New Abortion Restrictions To Hit Next Florida Legislative Session Following SCOTUS Hearing
MIAMI (CBSMiami) - While the U.S. Supreme Court deliberates on the latest challenge to Roe v. Wade, new abortion laws are already in the works ahead of Florida's upcoming legislative session.
HB 167 is already in a subcommittee, it would require doctors to conduct a test and inform a pregnant woman of a heartbeat. Doctors say that could happen at 6 weeks. Once detected that would prohibit an abortion. People would also be able to file a lawsuit after an illegal abortion is performed, it mirrors a Texas law that is also expected to go before the U.S. Supreme Court.
"That bill is less likely to pass in Florida but what I do envision passing in Florida is something like the Mississippi law, which is a 15-week ban," State Sen. Lori Berman.
State Senator Lori Berman told CBS 4, the latest hearing opened a door for Florida lawmakers to introduce new laws in the interim, laws that will make abortions nearly impossible.

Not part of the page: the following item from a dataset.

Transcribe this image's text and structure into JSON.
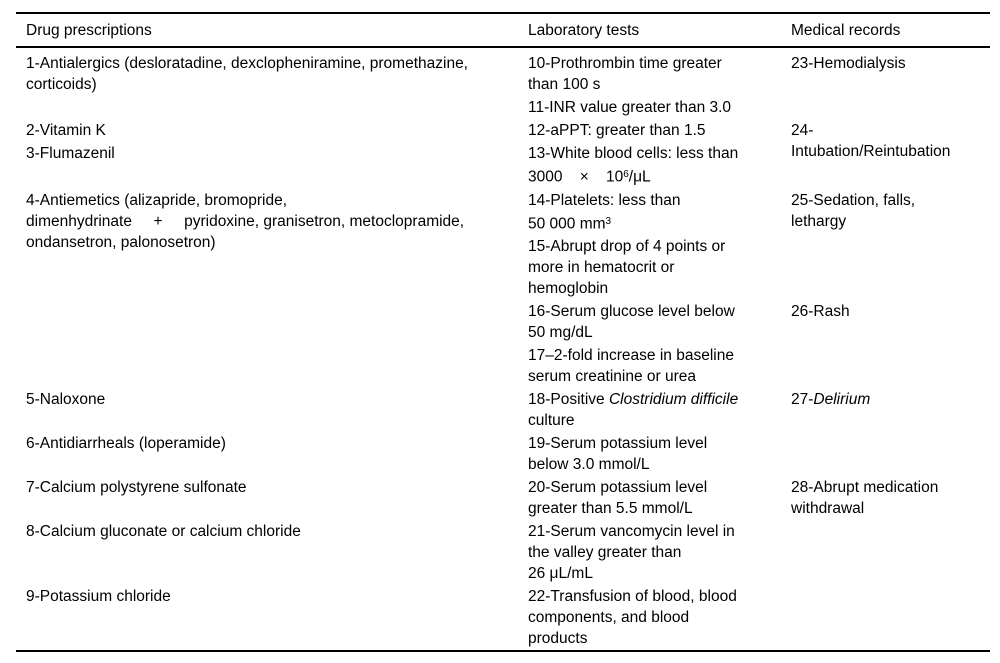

"And if the Supreme Court rules in favor of a 15-week abortion ban then starting whenever the Supreme Court rules in favor of it that will become the law of the land," she said.
"Life is worth protecting, from conception," a protestor said Wednesday.
The current viability standards is 24 weeks, as established through Roe v. Wade. A standard that could be over-ruled or struck down.
"The reason this issue's hard, is that you can't accommodate both interests. You have to pick. That's the fundamental problem," Associate Justice Brett Kavanaugh, U.S. Supreme Court.
"The way this will affect the average family is your right to to be able to get healthcare which is your reproductive right, your right to healthcare will be limited in the state of Florida if we change our laws," Berman explained.
Sen. Berman is now proposing a new bill, Senate Bill 1036.
"And what it says is women have the right in the State of Florida to decide what contraceptives they want to use if they want to have an abortion if they want to give birth if they want to adopt. And if anybody tries to interfere with those rights under our bill to go to court and ask for an injunction and get equitable relief including damages and attorney fees," she said.
It will be an uphill battle to get the bill heard.
"Even if we don't get those bills heard, what my message is we need to be having this discussion in the state of Florida, people need to understand that our under our Florida constitution they have a higher right of privacy and we do have a right to abortion," she added.
The U.S. Supreme Court is expected to make a decision in June.